You are currently viewing The return OF one’s capital is more important than the return ON one’s capital.

The return OF one’s capital is more important than the return ON one’s capital.

Investment StrategySpectrum Asset Management continues to honor the adage of “the return of one’s capital is more important than the return on one’s capital.”

Protecting capital has been paramount because deflation, economic disappointments and misguided government policies have been key challenges for companies, their bonds and their stocks.   Consistent with the above, portfolio strategy continues to be defensively driven. Bond positions continue to be adjusted; and equities that under­perform the market indexes have been sold.   With the exception of the Fed, the major global central banks are printing money and shoving interest rates to negative levels. These actions create liquidity that tends to buoy bond and stock prices.

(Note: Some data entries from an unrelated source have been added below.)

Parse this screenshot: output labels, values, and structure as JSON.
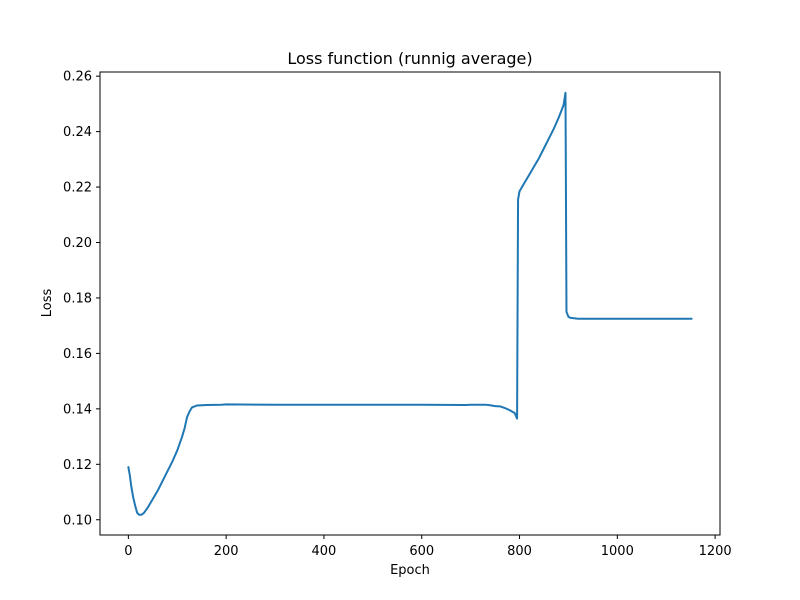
{
  "chart_data": {
    "type": "line",
    "title": "Loss function (runnig average)",
    "xlabel": "Epoch",
    "ylabel": "Loss",
    "xlim": [
      -58,
      1210
    ],
    "ylim": [
      0.0945,
      0.2615
    ],
    "xticks": [
      0,
      200,
      400,
      600,
      800,
      1000,
      1200
    ],
    "xtick_labels": [
      "0",
      "200",
      "400",
      "600",
      "800",
      "1000",
      "1200"
    ],
    "yticks": [
      0.1,
      0.12,
      0.14,
      0.16,
      0.18,
      0.2,
      0.22,
      0.24,
      0.26
    ],
    "ytick_labels": [
      "0.10",
      "0.12",
      "0.14",
      "0.16",
      "0.18",
      "0.20",
      "0.22",
      "0.24",
      "0.26"
    ],
    "grid": false,
    "legend": "none",
    "series": [
      {
        "color": "#1f77b4",
        "x": [
          0,
          3,
          6,
          10,
          14,
          18,
          22,
          27,
          32,
          40,
          50,
          60,
          70,
          80,
          90,
          100,
          110,
          115,
          120,
          125,
          130,
          140,
          160,
          190,
          200,
          300,
          400,
          500,
          600,
          690,
          700,
          730,
          740,
          750,
          760,
          770,
          780,
          790,
          795,
          797,
          800,
          810,
          820,
          830,
          840,
          850,
          860,
          870,
          880,
          890,
          894,
          896,
          900,
          905,
          920,
          1000,
          1100,
          1152
        ],
        "y": [
          0.119,
          0.116,
          0.112,
          0.108,
          0.105,
          0.1025,
          0.1018,
          0.1018,
          0.1025,
          0.1045,
          0.1075,
          0.1105,
          0.114,
          0.1175,
          0.121,
          0.125,
          0.13,
          0.133,
          0.137,
          0.139,
          0.1405,
          0.1412,
          0.1414,
          0.1415,
          0.1416,
          0.1415,
          0.1415,
          0.1415,
          0.1415,
          0.1414,
          0.1415,
          0.1415,
          0.1413,
          0.141,
          0.1409,
          0.1403,
          0.1395,
          0.1385,
          0.1365,
          0.2155,
          0.2185,
          0.2215,
          0.2245,
          0.2275,
          0.2305,
          0.234,
          0.2375,
          0.241,
          0.245,
          0.2495,
          0.254,
          0.175,
          0.1732,
          0.1728,
          0.1725,
          0.1725,
          0.1725,
          0.1725
        ]
      }
    ]
  }
}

Concurrently, the sales and profits of corporations are receding and making their bonds and stocks unattractive. Time is needed to resolve the stress between increased liquidity and failing economic indicators.   Long-term interest rates could go higher and bond prices lower if foreign holders of U.S. treasury bonds decide to sell. Bonds in client portfolios are liquid, of high quality and shortened maturities.   The S&P earnings are far worse than advertised. Many corporate managements promoted and reported pro-forma earnings rather than the usual GAAP (Generally Accepted Accounting Principles) numbers. Earnings reported in 2015 were basically flat while GAAP earnings declined by 12.7%.

A sustained market rally requires a turnaround in the earnings decline. The Leading Economic Indicators (LEI) in Canada, the U.S. and the U.K. point to cooling growth, which suggests an ongoing moderate expansion for the globe. The world’s economy is in a soft patch rather than a sustained economic slump.
The current companies in client portfolios have pricing power, pristine balance sheets, high returns on capital and rising dividends.
Mutual Funds and Exchange Traded Funds (ETF) currently held in client accounts or expected to be purchased have bonds and stocks that are similar to the high standards of the portfolios of individual bonds and stocks.

Declining markets tend to experience a rotation of economic sectors and industries. Potential stocks of companies to buy will have strong balance sheets and be able to increase their selling prices.   The bright side of current depressed markets is to have the buying power to buy assets at attractive prices when the timing is appropriate. The challenges are to invest in the appropriate bond maturities and equities in select economic sectors and industries.